BAB 18

2.4K 207 14
                                    

Aku langsung ngibrit ke kamar mandi sekolah saat melihat rok putih belakangku benar-benar kacau. Sudah seperti bendera Jepang! Ya ampun!

Untung keadaan lantai dua sekolah sepi, jadi nggak ada yang melihat aku dengan keadaan memalukan ini.

Ya ampun! Bagaimana bisa aku bocor sih? Biasanya mau sebanyak apapun darah yang keluar, aku nggak pernah bocor. Dan sekarang kenapa bocornya harus di depan Bara?

Aku malu! Aku malu! Aku malu!

Huwaaa Mamaaaa tolongg Biruuuu!

Sesampainya di toilet, aku justru bingung harus apa. Ganti pembalut? Lah aku nggak bawa pembalut di tas. Jalan ke UKS buat minta pembalut juga nggak mungkin. UKS adanya di lantai satu, dan di lantai satu sepertinya masih banyak orang yang berseliweran. Tadi saat lari ke kamar mandi saja aku sempat melihat lapangan sekolah masih ramai di penuhi orang-orang.

Terus aku harus apa sekarang? Masa diam di toilet sampai sekolah sepi?

Minta tolong sama Bara juga nggak mungkin. Kan tadi aku yang bilang mau menjauhi dia, masa tiba-tiba minta tolong ambilin pembalut di UKS sih? Gengsi dong aku!

Bara juga sepertinya sudah pulang. Nggak mungkin dia mau nungguin aku, orang aku bukan siapa-siapanya. Aku juga menolak untuk menjadi temannya kan?

Apa aku telepon Rara aja ya?
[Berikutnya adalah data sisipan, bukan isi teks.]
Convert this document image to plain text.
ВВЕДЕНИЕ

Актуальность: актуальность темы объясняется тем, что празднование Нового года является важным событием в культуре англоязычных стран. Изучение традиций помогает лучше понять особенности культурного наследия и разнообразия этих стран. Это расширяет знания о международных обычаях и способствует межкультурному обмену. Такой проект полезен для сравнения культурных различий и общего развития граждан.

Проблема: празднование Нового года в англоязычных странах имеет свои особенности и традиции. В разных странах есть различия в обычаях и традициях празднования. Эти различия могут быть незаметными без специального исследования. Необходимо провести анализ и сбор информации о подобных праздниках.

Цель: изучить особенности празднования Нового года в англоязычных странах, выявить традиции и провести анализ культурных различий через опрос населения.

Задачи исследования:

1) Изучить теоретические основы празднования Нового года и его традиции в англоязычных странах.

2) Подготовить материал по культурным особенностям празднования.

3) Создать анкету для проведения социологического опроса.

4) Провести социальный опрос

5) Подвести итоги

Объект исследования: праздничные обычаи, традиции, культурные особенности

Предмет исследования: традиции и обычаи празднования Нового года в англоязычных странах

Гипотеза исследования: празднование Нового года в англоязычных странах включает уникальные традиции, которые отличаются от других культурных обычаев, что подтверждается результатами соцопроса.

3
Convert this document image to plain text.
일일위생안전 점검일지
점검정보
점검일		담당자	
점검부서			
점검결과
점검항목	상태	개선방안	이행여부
Semoga Abi ada rapat osis, terus Rara belum pulang.

Menyalakan data internet, aku membuka aplikasi whatsapp lalu mulai menelepon Rara. Maunya sih telepon pakai pulsa, tapi ternyata aku nggak punya pulsa. Duh.

Ah sial! Data internet Rara sepertinya mati. Teleponnya nggak tersambung-sambung nih!

"Aahh gimana dong? Gue harus apa nih?" Aku terisak sambil berjongkok di depan bilik toilet. Tangis yang sejak di kelas tadi aku tahan-tahan malah tumpah ruah di sini. Aku frustrasi. Ada apa sih dengan hari Kamis itu? Kenapa aku merasa sial banget hari ini.

"Biru?" Aku mendengar suara Bara di luar toilet. Aku mengangkat kepala yang sedari tadi aku tumpukan di atas lutut. Bara belum pulang? Dia nungguin aku? Aku bisa minta tolong sama dia kan?

Mengingat wajah akward Bara saat memberitahuku kalau aku bocor tadi, membuat aku menggelengkan kepala kuat-kuat. Nggak! Nggak! Aku malu muncul di depan Bara lagi. Itu tadi memalukan tingkat dewa.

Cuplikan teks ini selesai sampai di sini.